= Henry Chadwick (journalist) =

American journalist (1866–1934)

Henry Alexander Chadwick (June 6, 1866 – June 1934) was an American journalist; from 1894 until his death, he was the editor, owner and publisher of The Argus, a weekly newspaper in Seattle, Washington.

Chadwick was born in Searsport, Maine, and educated in nearby Gardiner and Farmingdale. While still in his mid-teens he began work as a printer for the Gardiner, Maine Home Journal. At the age of 17 he became state editor of The Daily Kennebec Journal of Augusta, Maine. His career took him briefly to Chicago, Los Angeles and then in 1888 to Seattle, where he arrived November 6, 1888 and promptly became a printer at the Seattle Post-Intelligencer.
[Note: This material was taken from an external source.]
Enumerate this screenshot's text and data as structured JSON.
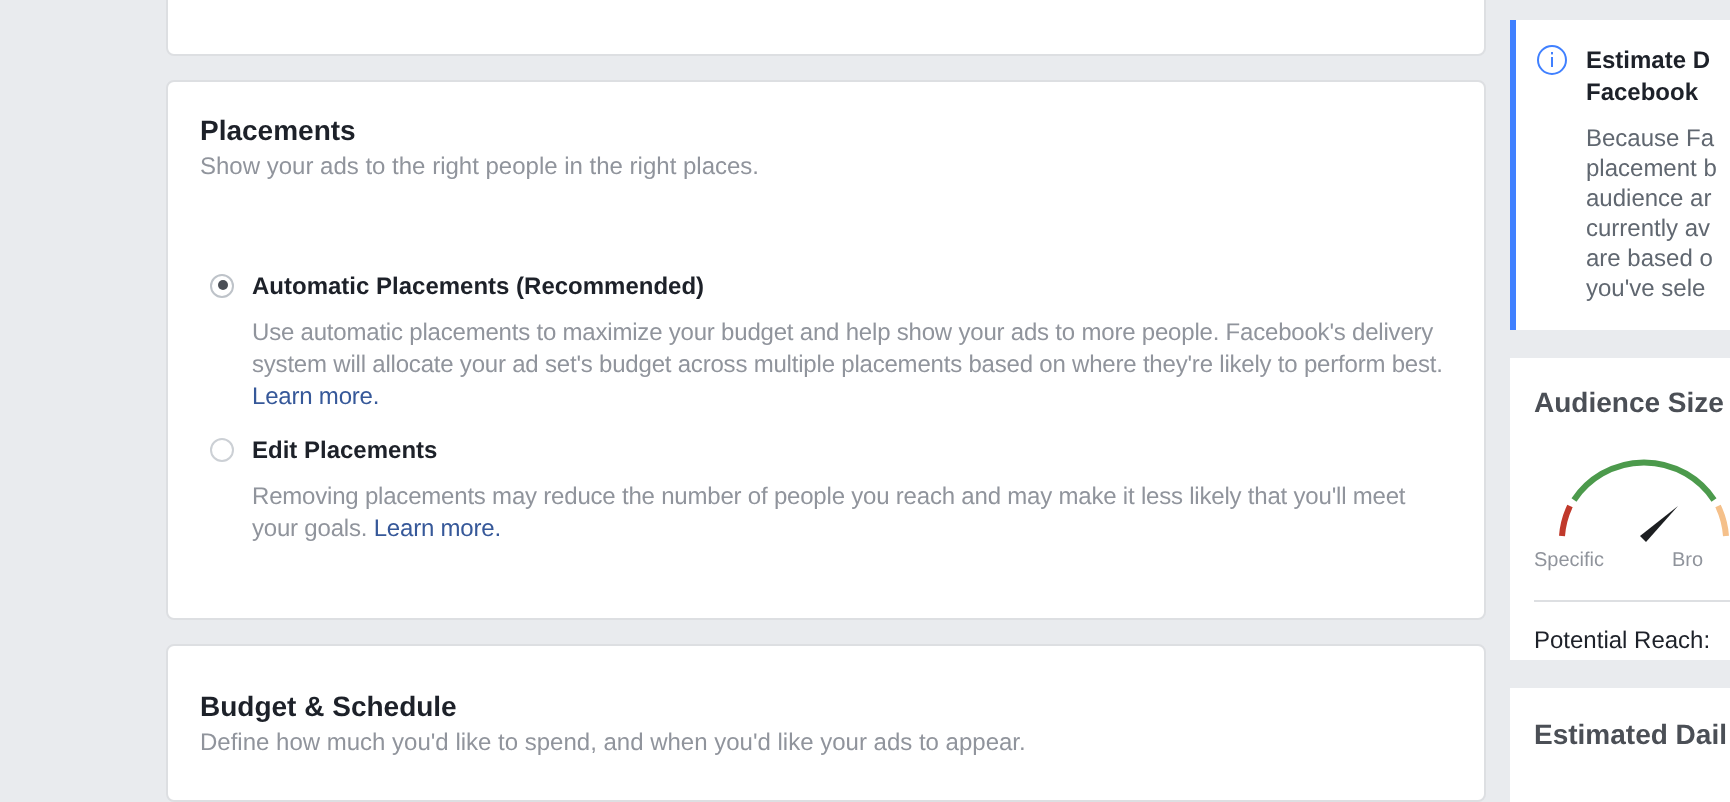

A year after arriving in Seattle, Chadwick married Laura M. Castle, originally of Washington, D.C. He became a reporter and assistant city editor at the Seattle Press and then foreman of the composing room at the Seattle Press-Times (which later became the Seattle Times).

In 1894 he resigned from the Press-Times to take on a half interest in the Argus, which A. T. Ambrose had founded six weeks earlier. From the time of Ambrose's death in 1900, he was the sole proprietor of the Argus as well as the editor. He continued to write almost up to the moment of his death: the morning after he died while on vacation on the Olympic Peninsula, two envelopes arrived at the Argus offices containing a travelogue of his last journey.

He was succeeded as owner and managing editor of The Argus by his son Harold D. Chadwick. He also had another son, Leslie.